Investigations into eNOS and Phosphomimetic eNOS Gene Delivery to the Vasculature
Sean O Hynes, Sandra Ganly, Faisal Sharif, Leslie Smith, Karl McCullagh, Udo Greiser, Zvonimir Katusic, Timothy O'Brien. University Hospital Galway, Galway, Ireland; National University of Ireland, Galway, Galway, Ireland; Mayo Clinic, Rochester, MN
Background: Endovascular procedures including stenting, denudes endothelium. Removal of this layer, decreases the levels of active endoethelial nitric oxide synthase(eNOS) and bioavailability of NO. Gene delivery of eNOS or an engineered phosphomimetic constitutively active eNOS may prove of benefit to the vasculature.
Design: Two principles are critical to improving outcomes from endovascular procedures. First, to accelerate re-ednothelialisation and second, to prevent neointimal proliferation. We have examined gene therapy approaches to produce beneficial effects in the vasculature. We compared eNOS and phosphomimetic eNOS for their effects on vasomotor activity. Thereafter, we examined the usefulness of eNOS delivery from a stent platform in preventing in-stent restenosis and promoting re-endothelialisation.
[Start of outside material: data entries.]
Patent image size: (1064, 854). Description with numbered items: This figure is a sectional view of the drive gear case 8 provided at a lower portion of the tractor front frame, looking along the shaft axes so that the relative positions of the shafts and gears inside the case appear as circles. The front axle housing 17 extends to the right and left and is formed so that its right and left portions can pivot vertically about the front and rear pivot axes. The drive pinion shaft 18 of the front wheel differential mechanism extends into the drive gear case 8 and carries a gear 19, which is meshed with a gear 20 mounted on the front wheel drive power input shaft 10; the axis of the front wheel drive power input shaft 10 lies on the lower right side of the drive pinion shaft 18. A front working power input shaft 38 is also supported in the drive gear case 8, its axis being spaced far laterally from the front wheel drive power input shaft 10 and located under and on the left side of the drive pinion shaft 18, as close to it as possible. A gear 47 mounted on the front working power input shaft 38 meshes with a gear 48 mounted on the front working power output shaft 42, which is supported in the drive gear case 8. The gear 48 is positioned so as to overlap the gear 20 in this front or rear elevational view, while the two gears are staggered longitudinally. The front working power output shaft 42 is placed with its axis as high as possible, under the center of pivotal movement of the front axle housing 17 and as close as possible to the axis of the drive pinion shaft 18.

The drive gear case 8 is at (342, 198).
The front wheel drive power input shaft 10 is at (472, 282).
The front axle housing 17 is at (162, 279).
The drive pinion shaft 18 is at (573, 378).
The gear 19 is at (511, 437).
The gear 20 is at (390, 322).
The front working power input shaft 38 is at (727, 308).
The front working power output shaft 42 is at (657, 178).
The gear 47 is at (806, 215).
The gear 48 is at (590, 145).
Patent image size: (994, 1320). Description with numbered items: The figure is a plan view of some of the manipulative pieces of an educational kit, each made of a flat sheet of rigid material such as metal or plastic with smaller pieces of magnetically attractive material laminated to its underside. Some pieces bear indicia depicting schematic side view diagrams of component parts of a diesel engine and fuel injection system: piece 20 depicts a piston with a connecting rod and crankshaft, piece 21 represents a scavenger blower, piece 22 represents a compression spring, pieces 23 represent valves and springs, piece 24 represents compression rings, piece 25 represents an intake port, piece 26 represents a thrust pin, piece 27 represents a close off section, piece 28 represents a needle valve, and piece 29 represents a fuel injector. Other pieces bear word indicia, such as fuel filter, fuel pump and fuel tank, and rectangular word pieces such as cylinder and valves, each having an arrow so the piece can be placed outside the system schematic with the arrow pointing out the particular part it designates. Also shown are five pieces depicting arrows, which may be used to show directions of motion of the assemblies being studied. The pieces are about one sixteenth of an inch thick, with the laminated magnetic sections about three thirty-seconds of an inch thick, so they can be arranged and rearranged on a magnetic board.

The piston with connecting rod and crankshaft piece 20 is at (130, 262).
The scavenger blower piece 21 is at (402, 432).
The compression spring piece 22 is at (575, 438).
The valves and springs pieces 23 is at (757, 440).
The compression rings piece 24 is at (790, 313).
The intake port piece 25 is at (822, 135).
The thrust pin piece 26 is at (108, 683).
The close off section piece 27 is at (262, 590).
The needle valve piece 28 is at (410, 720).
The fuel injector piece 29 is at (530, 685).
Two rabbit models of vascular injury were used. The first was a physiological model where we overexpressed our two candidate transgenes. The second was an injury model where a stent carrying the lead gene was delivered following inflation/deflation injury of the external iliac artery.
Results: Overexpression of phosphomimetic and wild type eNOS both improved vasomotor activity in a rabbit carotid artery model. However, there was no difference between either enzyme. Therefore, wild type eNOS was examined for its beneficial effects following delivery from a stent platform. We then compared viral (adenovirus) versus non-viral (liposome) delivery of wild type eNOS, head-to-head. Both vectors resulted in improved re-endothelialisation, however, only the use of viral vectors decreased neointimal formation.
Conclusions: Our study found that overexpression of an engineered constitutively active form of eNOS is not superior to wild type delivery. This may be due to suboptimal mimicking of pophosphorylation. Interestingly, the vector is critical for delivery of eNOS. When compared head-to-head only the viral vector improved both neointimal and re-endothelialisation results. We speculate that this may be due to the expression of non-viral vectors by macrophages which also express inducible nitric oxide synthase. The direct competition for substrates may be the reason for less effective eNOS function. Whereas, eNOS delivered by virus is expressed in smooth muscle cells and these have no native NOS to compete with the transgene.